The BL190 number stamped into the rear of the top of the head was applied by Jaguar when they were machining up/assembling the head casting into a completed cylinder head, noting this number is independent of what type of head casting, and is just based on sequential allocation to all heads going through the Jaguar factory cylinder head shop, indeed the latest C6733 head casting I record is BF280, interestingly, a supposedly factory new replacement head, retrospectively allocated and stamped with an XK120 engine number, but again suggesting more early/middish 1956, rather than Feb 56 or approaching Jan 57.
Now in amongst these head photos you include a couple of Block photos – C8810 over FF – this being a block casting for a later XK140, from Engine Number G1908 onwards, albeit nothing I can tell whether actually a C8810 or a C8810-1 part number block as the difference is in the machining, not in the casting, but regardless not inconsistent with the G7214-8 Engine Number stamping, that is for a standard XK140 built approximately/around MARCH 1956.
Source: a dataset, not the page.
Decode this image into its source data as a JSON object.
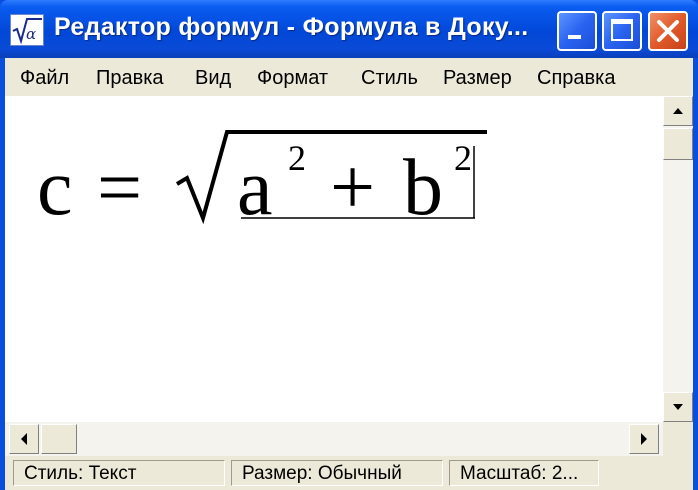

So all of this tells me the HEAD is totally consistent with being fitted to a early/mid 1956 standard XK140, and actual detail numbers aside, totally suitable/interchangeable technically with the head that would have been originally fitted to your 1953 XK120, albeit the G7214 block has the improved hydraulic timing-chain-tensioner as fitted to XK140 from 1955 on, being a much improved design than the C.4820 block that had a spring-blade timing-chain tensioner as fitted to your 1953 XK120 and indeed the earliest 1954 build XK140s. (and Mark VII saloon equivalents)
Your decision, what this all matters to you.
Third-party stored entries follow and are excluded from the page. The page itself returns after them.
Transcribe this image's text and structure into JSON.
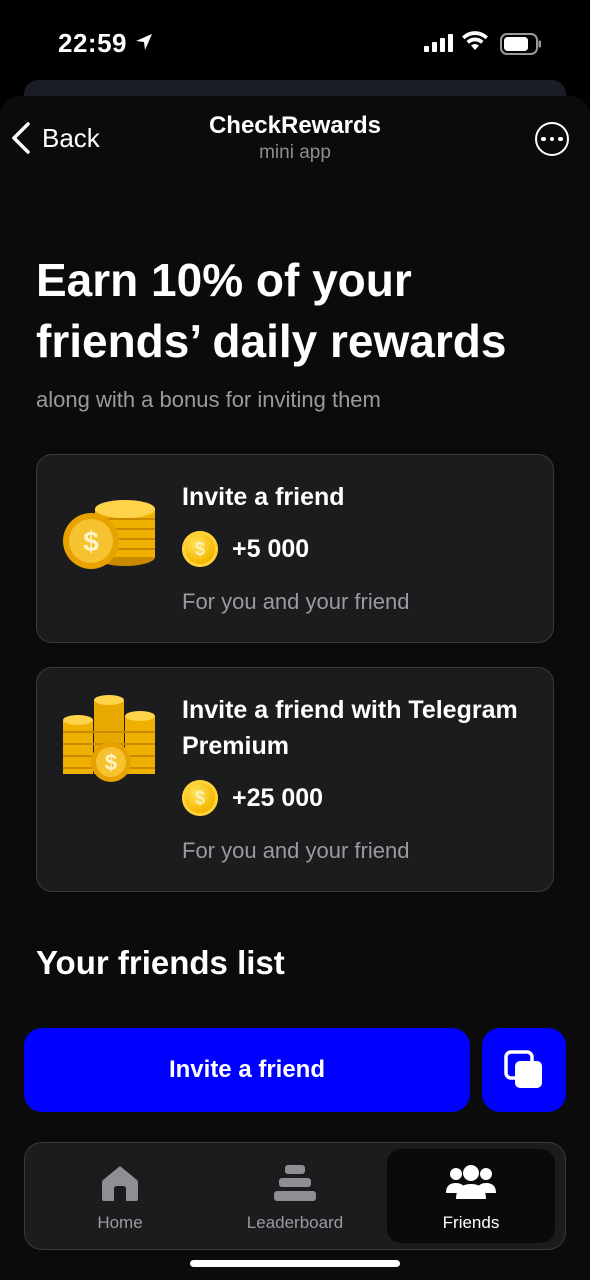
{
  "status_bar": {
    "time": "22:59"
  },
  "nav": {
    "back_label": "Back",
    "title": "CheckRewards",
    "subtitle": "mini app"
  },
  "hero": {
    "headline": "Earn 10% of your friends’ daily rewards",
    "subheadline": "along with a bonus for inviting them"
  },
  "cards": [
    {
      "title": "Invite a friend",
      "reward": "+5 000",
      "note": "For you and your friend",
      "icon": "coin-stack-icon"
    },
    {
      "title": "Invite a friend with Telegram Premium",
      "reward": "+25 000",
      "note": "For you and your friend",
      "icon": "coin-stacks-icon"
    }
  ],
  "friends_section": {
    "title": "Your friends list"
  },
  "actions": {
    "invite_label": "Invite a friend",
    "copy_icon": "copy-icon"
  },
  "tabbar": {
    "items": [
      {
        "label": "Home",
        "icon": "home-icon",
        "active": false
      },
      {
        "label": "Leaderboard",
        "icon": "leaderboard-icon",
        "active": false
      },
      {
        "label": "Friends",
        "icon": "friends-icon",
        "active": true
      }
    ]
  },
  "colors": {
    "accent": "#0000ff",
    "card_bg": "#1c1c1e",
    "coin": "#f5b800"
  }
}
I think Roger meant to say William Mills foundry, although it was located in the west midlands.
We’ve discussed head markings several times in the past.
Of course you are right to correct me Rob - its most definitely WILLIAM MILLS foundry.
C6733-1 William Mills head as detailed above with the part number cast into the head
Has anyone any thoughts on the same part number on a WM head except only the C is cast the complete rest of the number is stamped doesn’t even look like there where any numbers cast onto it ie old part number later ground or chiselled off like some heads. What is interesting is the is a small cast A in the valley.
See photo - is this what you mean Terry?
The pictured head is a brand new head, never used, that was a spare part from Brysons.
It has been fully checked ready to be fitted, but wasnt - change of plans, so now surplus.
And its available and for sale if anyone is interested.